Researchers have developed a novel 3D cell segmentation framework called 3DCellSeg based on deep learning, according to an article published in Scientific Reports on January 10. The model can serve as a powerful tool to detect diseases in cells, including cancer.
"Our results suggest that 3DCellSeg can serve a powerful biomedical and clinical tool, such as histo-pathological image analysis, for cancer diagnosis and grading," wrote the authors, led by Andong Wang, PhD, of the department of electrical and electronic engineering at the University of Hong Kong.
The challenge of cell segmentation
An important prerequisite for biological image processing is cell segmentation, which involves identifying cells as objects of an image and tracking those objects from one image to the next. However, accurately segmenting densely packed cells in 3D images of cell membranes remains a challenge.

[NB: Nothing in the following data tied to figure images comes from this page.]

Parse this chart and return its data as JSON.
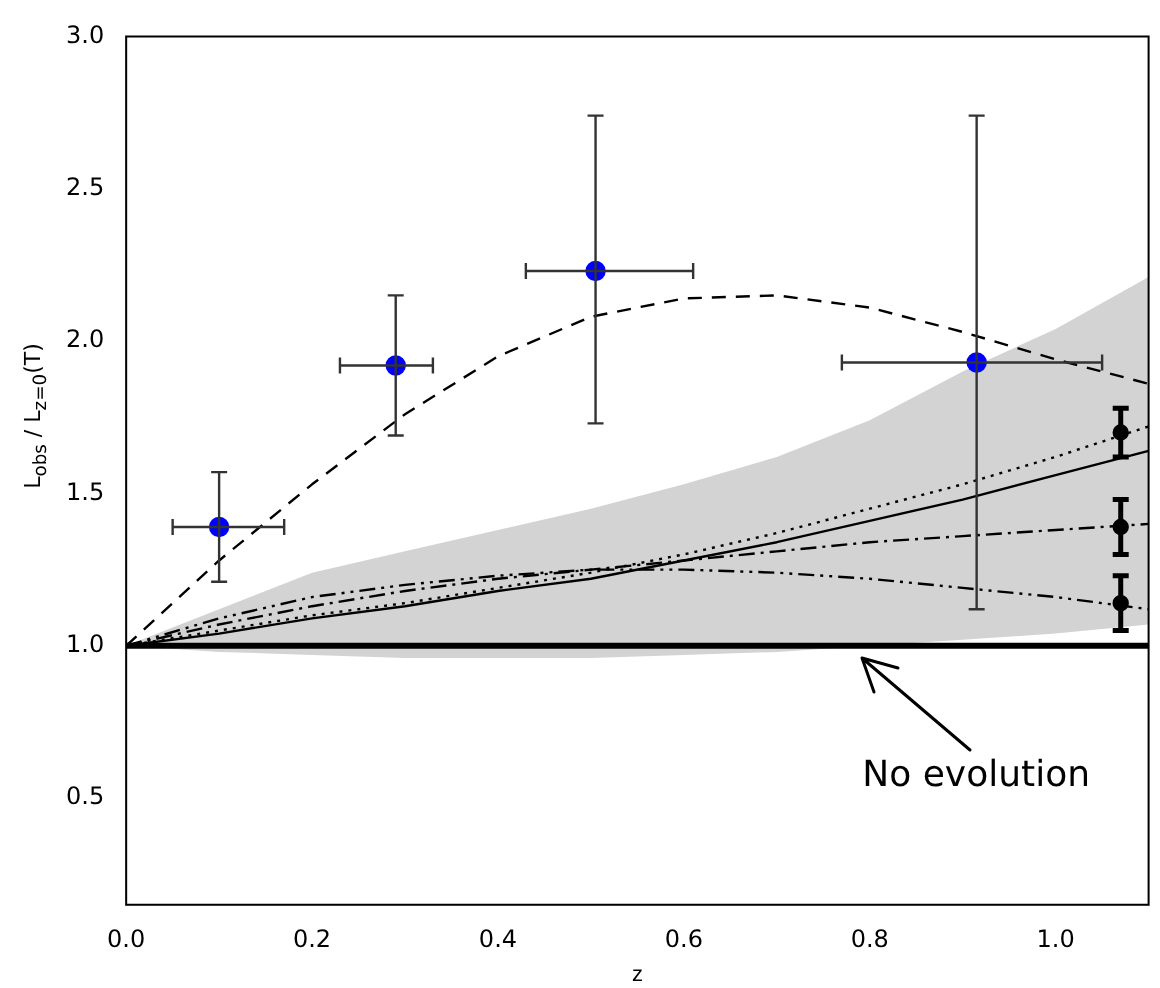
{
  "chart_data": {
    "type": "line",
    "xlabel": "z",
    "ylabel": "L$_{obs}$ / L$_{z=0}$(T)",
    "xlim": [
      0,
      1.1
    ],
    "ylim": [
      0.15,
      3.0
    ],
    "xticks": [
      {
        "value": 0,
        "label": "0.0"
      },
      {
        "value": 0.2,
        "label": "0.2"
      },
      {
        "value": 0.4,
        "label": "0.4"
      },
      {
        "value": 0.6,
        "label": "0.6"
      },
      {
        "value": 0.8,
        "label": "0.8"
      },
      {
        "value": 1,
        "label": "1.0"
      }
    ],
    "yticks": [
      0.5,
      {
        "value": 1,
        "label": "1.0"
      },
      1.5,
      {
        "value": 2,
        "label": "2.0"
      },
      2.5,
      {
        "value": 3,
        "label": "3.0"
      }
    ],
    "grid": false,
    "legend": false,
    "ref_lines": [
      {
        "axis": "y",
        "value": 1.0,
        "label": "No evolution",
        "color": "#000000"
      }
    ],
    "series": [
      {
        "color": "#000000",
        "line_style": "solid",
        "marker": "none",
        "x": [
          0,
          0.1,
          0.2,
          0.3,
          0.4,
          0.5,
          0.6,
          0.7,
          0.8,
          0.9,
          1.0,
          1.1
        ],
        "values": [
          1.0,
          1.04,
          1.09,
          1.13,
          1.18,
          1.22,
          1.28,
          1.34,
          1.41,
          1.48,
          1.56,
          1.64
        ],
        "lower": [
          1.0,
          0.98,
          0.97,
          0.96,
          0.96,
          0.96,
          0.97,
          0.98,
          1.0,
          1.02,
          1.04,
          1.07
        ],
        "upper": [
          1.0,
          1.12,
          1.24,
          1.31,
          1.38,
          1.45,
          1.53,
          1.62,
          1.74,
          1.9,
          2.04,
          2.21
        ]
      },
      {
        "color": "#000000",
        "line_style": "dotted",
        "marker": "none",
        "x": [
          0,
          0.1,
          0.2,
          0.3,
          0.4,
          0.5,
          0.6,
          0.7,
          0.8,
          0.9,
          1.0,
          1.1
        ],
        "values": [
          1.0,
          1.05,
          1.1,
          1.14,
          1.19,
          1.24,
          1.3,
          1.37,
          1.45,
          1.53,
          1.62,
          1.72
        ]
      },
      {
        "color": "#000000",
        "line_style": "dashdot",
        "marker": "none",
        "x": [
          0,
          0.1,
          0.2,
          0.3,
          0.4,
          0.5,
          0.6,
          0.7,
          0.8,
          0.9,
          1.0,
          1.1
        ],
        "values": [
          1.0,
          1.07,
          1.13,
          1.18,
          1.22,
          1.25,
          1.28,
          1.31,
          1.34,
          1.36,
          1.38,
          1.4
        ]
      },
      {
        "color": "#000000",
        "line_style": "dashdotdot",
        "marker": "none",
        "x": [
          0,
          0.1,
          0.2,
          0.3,
          0.4,
          0.5,
          0.6,
          0.7,
          0.8,
          0.9,
          1.0,
          1.1
        ],
        "values": [
          1.0,
          1.09,
          1.16,
          1.2,
          1.23,
          1.25,
          1.25,
          1.24,
          1.22,
          1.19,
          1.16,
          1.12
        ]
      },
      {
        "color": "#000000",
        "line_style": "dashed",
        "marker": "none",
        "x": [
          0,
          0.1,
          0.2,
          0.3,
          0.4,
          0.5,
          0.6,
          0.7,
          0.8,
          0.9,
          1.0,
          1.1
        ],
        "values": [
          1.0,
          1.28,
          1.53,
          1.76,
          1.95,
          2.08,
          2.14,
          2.15,
          2.11,
          2.03,
          1.94,
          1.86
        ]
      },
      {
        "type": "scatter",
        "color": "#000000",
        "marker": "circle",
        "x": [
          1.07,
          1.07,
          1.07
        ],
        "values": [
          1.7,
          1.39,
          1.14
        ],
        "errors": [
          [
            1.62,
            1.78
          ],
          [
            1.3,
            1.48
          ],
          [
            1.05,
            1.23
          ]
        ]
      },
      {
        "type": "scatter",
        "color": "#0000ff",
        "marker": "circle",
        "x": [
          0.1,
          0.29,
          0.505,
          0.915
        ],
        "values": [
          1.39,
          1.92,
          2.23,
          1.93
        ],
        "errors": [
          [
            1.21,
            1.57
          ],
          [
            1.69,
            2.15
          ],
          [
            1.73,
            2.74
          ],
          [
            1.12,
            2.74
          ]
        ],
        "xerrors": [
          [
            0.05,
            0.17
          ],
          [
            0.23,
            0.33
          ],
          [
            0.43,
            0.61
          ],
          [
            0.77,
            1.05
          ]
        ]
      }
    ]
  }
}
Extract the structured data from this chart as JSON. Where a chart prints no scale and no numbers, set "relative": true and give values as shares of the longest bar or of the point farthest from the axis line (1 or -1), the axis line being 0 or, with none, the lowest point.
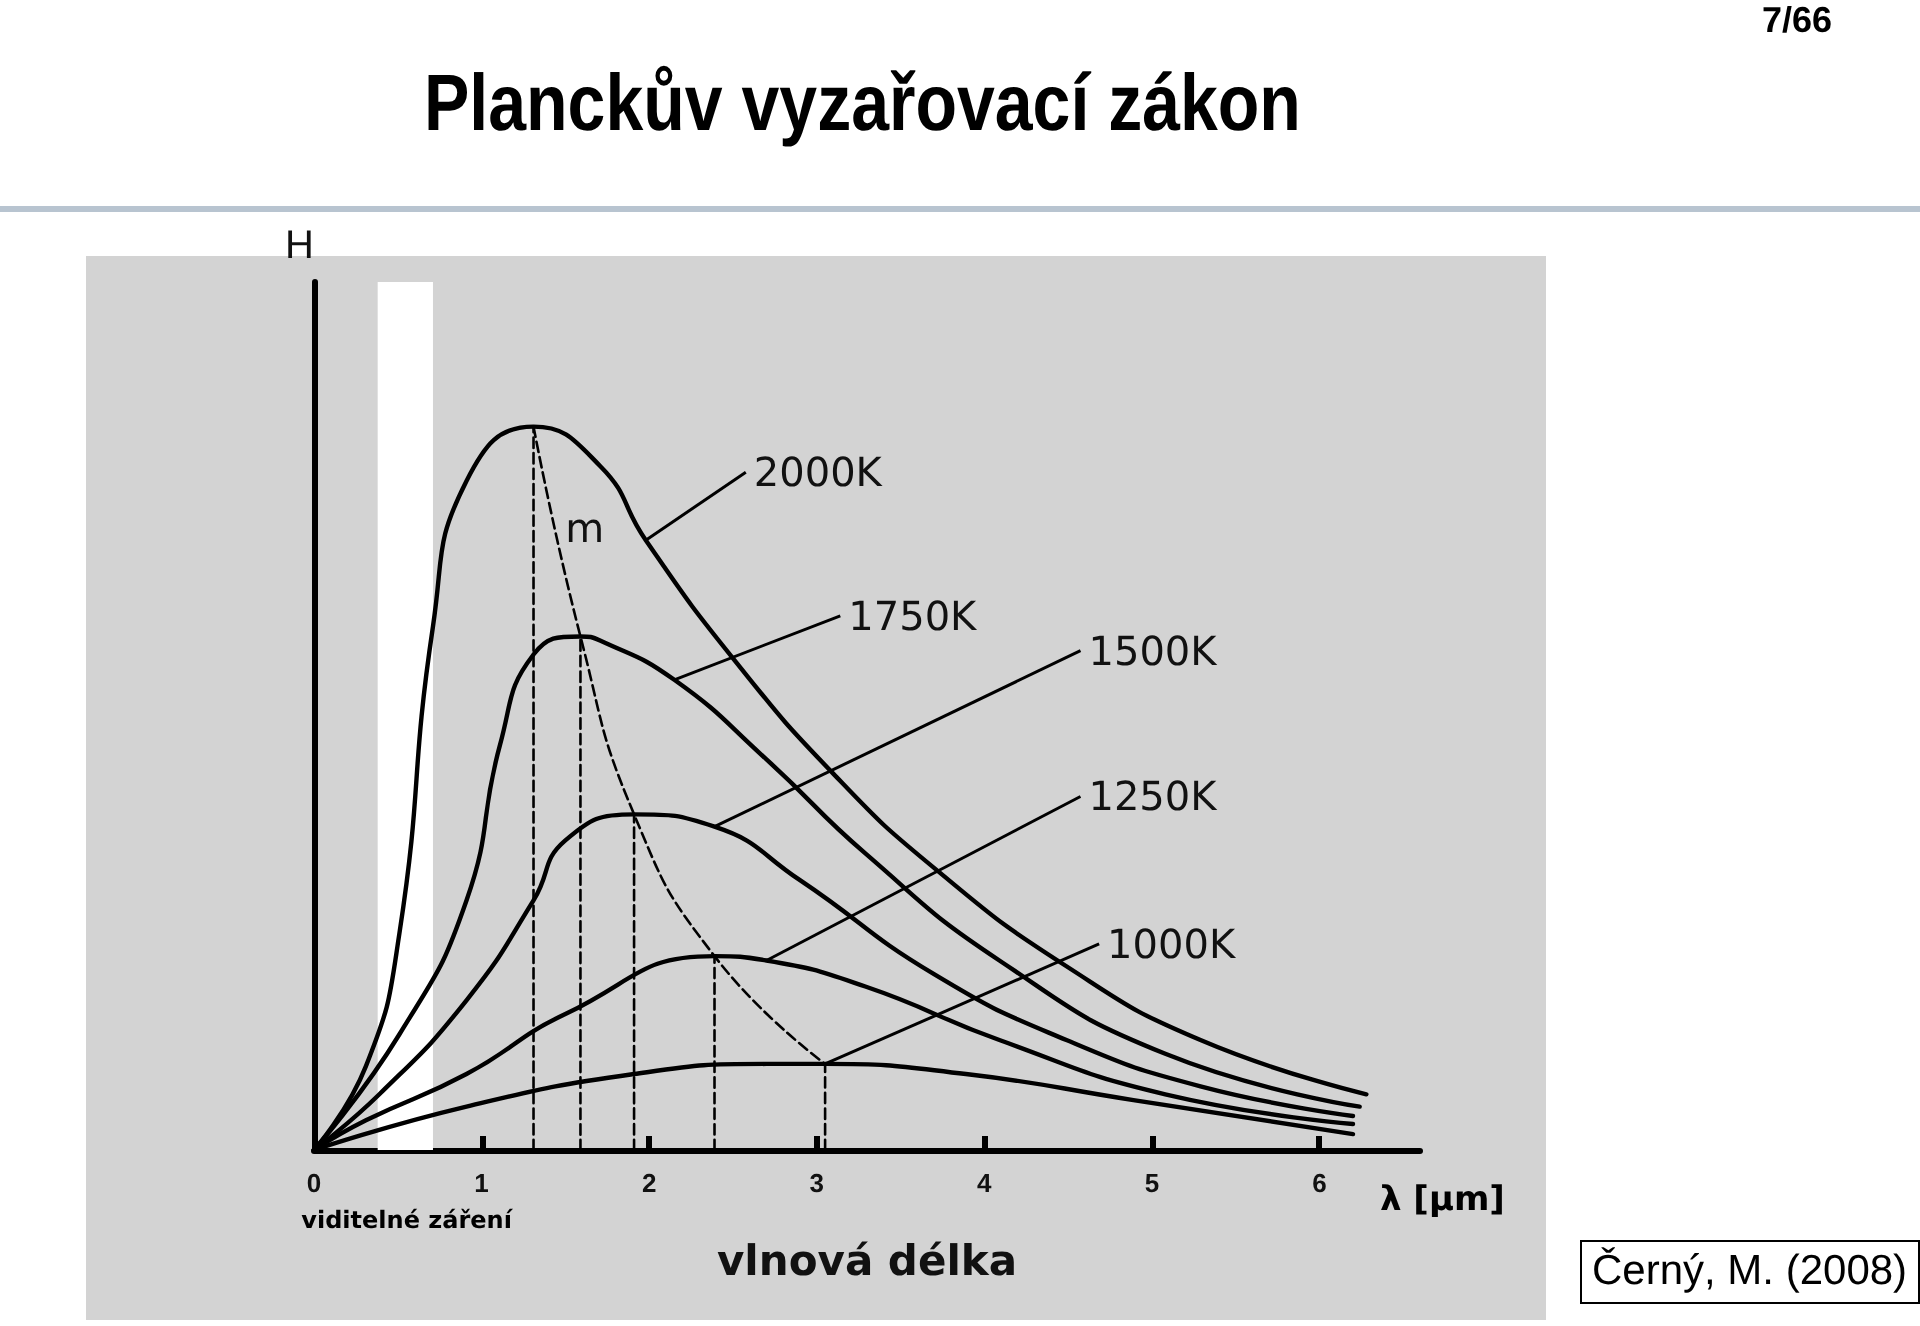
{
  "chart_data": {
    "type": "line",
    "title": "Planckův vyzařovací zákon",
    "xlabel": "vlnová délka",
    "ylabel": "H",
    "relative": true,
    "xlim": [
      0,
      6.6
    ],
    "xticks": [
      0,
      1,
      2,
      3,
      4,
      5,
      6
    ],
    "grid": false,
    "legend": false,
    "marker": "none",
    "line_style": "solid",
    "annotations": [
      "7/66",
      "λ [µm]",
      "Černý, M. (2008)",
      {
        "text": "m",
        "x": 1.5,
        "y": 0.84
      }
    ],
    "bands": [
      {
        "axis": "x",
        "from": 0.38,
        "to": 0.71,
        "label": "viditelné záření",
        "color": "#ffffff"
      }
    ],
    "series": [
      {
        "name": "2000K",
        "color": "#000000",
        "x": [
          0,
          0.31,
          0.51,
          0.71,
          0.91,
          1.31,
          1.71,
          1.98,
          2.51,
          3.1,
          3.7,
          4.49,
          5.29,
          6.28
        ],
        "values": [
          0,
          0.116,
          0.3,
          0.724,
          0.925,
          1,
          0.945,
          0.843,
          0.677,
          0.52,
          0.39,
          0.254,
          0.152,
          0.077
        ]
      },
      {
        "name": "1750K",
        "color": "#000000",
        "x": [
          0,
          0.51,
          0.91,
          1.11,
          1.31,
          1.59,
          1.71,
          2.15,
          2.7,
          3.29,
          4.09,
          5.08,
          6.24
        ],
        "values": [
          0,
          0.16,
          0.345,
          0.56,
          0.685,
          0.71,
          0.704,
          0.65,
          0.54,
          0.41,
          0.262,
          0.133,
          0.06
        ]
      },
      {
        "name": "1500K",
        "color": "#000000",
        "x": [
          0,
          0.39,
          0.91,
          1.31,
          1.5,
          1.91,
          2.39,
          2.9,
          3.7,
          4.49,
          5.29,
          6.2
        ],
        "values": [
          0,
          0.077,
          0.207,
          0.345,
          0.428,
          0.464,
          0.447,
          0.373,
          0.243,
          0.152,
          0.088,
          0.047
        ]
      },
      {
        "name": "1250K",
        "color": "#000000",
        "x": [
          0,
          0.31,
          0.91,
          1.5,
          2.39,
          2.7,
          3.29,
          4.09,
          5.08,
          6.2
        ],
        "values": [
          0,
          0.041,
          0.105,
          0.188,
          0.268,
          0.262,
          0.226,
          0.152,
          0.077,
          0.036
        ]
      },
      {
        "name": "1000K",
        "color": "#000000",
        "x": [
          0,
          0.91,
          1.91,
          2.7,
          3.05,
          3.89,
          4.89,
          6.2
        ],
        "values": [
          0,
          0.06,
          0.105,
          0.119,
          0.119,
          0.105,
          0.069,
          0.022
        ]
      },
      {
        "color": "#000000",
        "line_style": "dashed",
        "x": [
          1.31,
          1.59,
          1.91,
          2.39,
          3.05
        ],
        "values": [
          1,
          0.71,
          0.464,
          0.268,
          0.119
        ]
      },
      {
        "color": "#000000",
        "line_style": "dashed",
        "x": [
          1.31,
          1.31
        ],
        "values": [
          0,
          1
        ]
      },
      {
        "color": "#000000",
        "line_style": "dashed",
        "x": [
          1.59,
          1.59
        ],
        "values": [
          0,
          0.71
        ]
      },
      {
        "color": "#000000",
        "line_style": "dashed",
        "x": [
          1.91,
          1.91
        ],
        "values": [
          0,
          0.464
        ]
      },
      {
        "color": "#000000",
        "line_style": "dashed",
        "x": [
          2.39,
          2.39
        ],
        "values": [
          0,
          0.268
        ]
      },
      {
        "color": "#000000",
        "line_style": "dashed",
        "x": [
          3.05,
          3.05
        ],
        "values": [
          0,
          0.119
        ]
      }
    ]
  }
}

Existing approaches to cell segmentation are based on machine learning, in particular deep learning using convolutional neural networks (CNNs). However, such systems are difficult to reuse because they require the manual setting of "hyperparameters" (parameters used to control the learning process) on new datasets.
A second challenge is that once a segmentation system is up and running, it typically has low accuracy in regions with densely packed ("clumped") cells, where cells in the foreground occlude those in the background, making it difficult to identify different cell instances.
Meeting the challenge
To address these challenges, the authors developed a model called 3DCellSeg with a novel two-stage processing pipeline.
The first stage is semantic segmentation, where the input is a 3D cell membrane image and the output consists of three masks, indicating whether a voxel is the cell foreground, membrane, or background, respectively. This stage uses a separate loss function specifically geared toward accurately separating clumped cells by penalizing foreground voxels when the model confidence is low, which typically occurs near cell membranes.
The three masks generated in the first stage of the pipeline then form the input to the second stage, which performs instance segmentation on the masks. This stage relies on an algorithm called a touching area-based clustering algorithm (Tascan) that separates the 3D cells from the foreground masks.
The second stage does not require any parameters from the first stage, and the Tascan clustering algorithm requires only one hyperparameter (the minimum touching area between two cell foreground super voxels). This makes 3DCellSeg easy to apply to new datasets without the laborious fine-tuning required by previous systems.
Results and future work
The authors compared the segmentation performance of 3DCellSeg against a suite of existing machine-learning systems. The results showed that 3DCellSeg outperformed the baseline models on the ATAS (plant), HMS (animal), and LRP (plant) datasets with an overall accuracy of 95.6%, 76.4%, and 74.7%, respectively. On the Ovules (plant) dataset, 3DCellSeg achieved an overall accuracy of 82.2%, slightly lower than the top-performing U-Net system.
Currently, the 3DCellSeg system uses a trained CNN only in the first stage (semantic segmentation). In future work, the researchers hope to harness the power of deep learning alongside the Tascan algorithm in the second stage (clustering) as well. In addition, they hope to incorporate more domain-specific knowledge of the cell characteristics, such as the size and distribution of cells, into the pipeline to improve its accuracy.
The researchers also expect the 3DCellSeg system to be useful as a cell-based disease identification tool, in particular in the area of cancer diagnostics.
"Our novel 3DCellSeg can advance research on 3D instance segmentation; it can serve a powerful cell-based disease identification tool, such as cancer diagnostics, when our cell segmentation model is further trained on labelled human cancer/normal cell images," the authors wrote.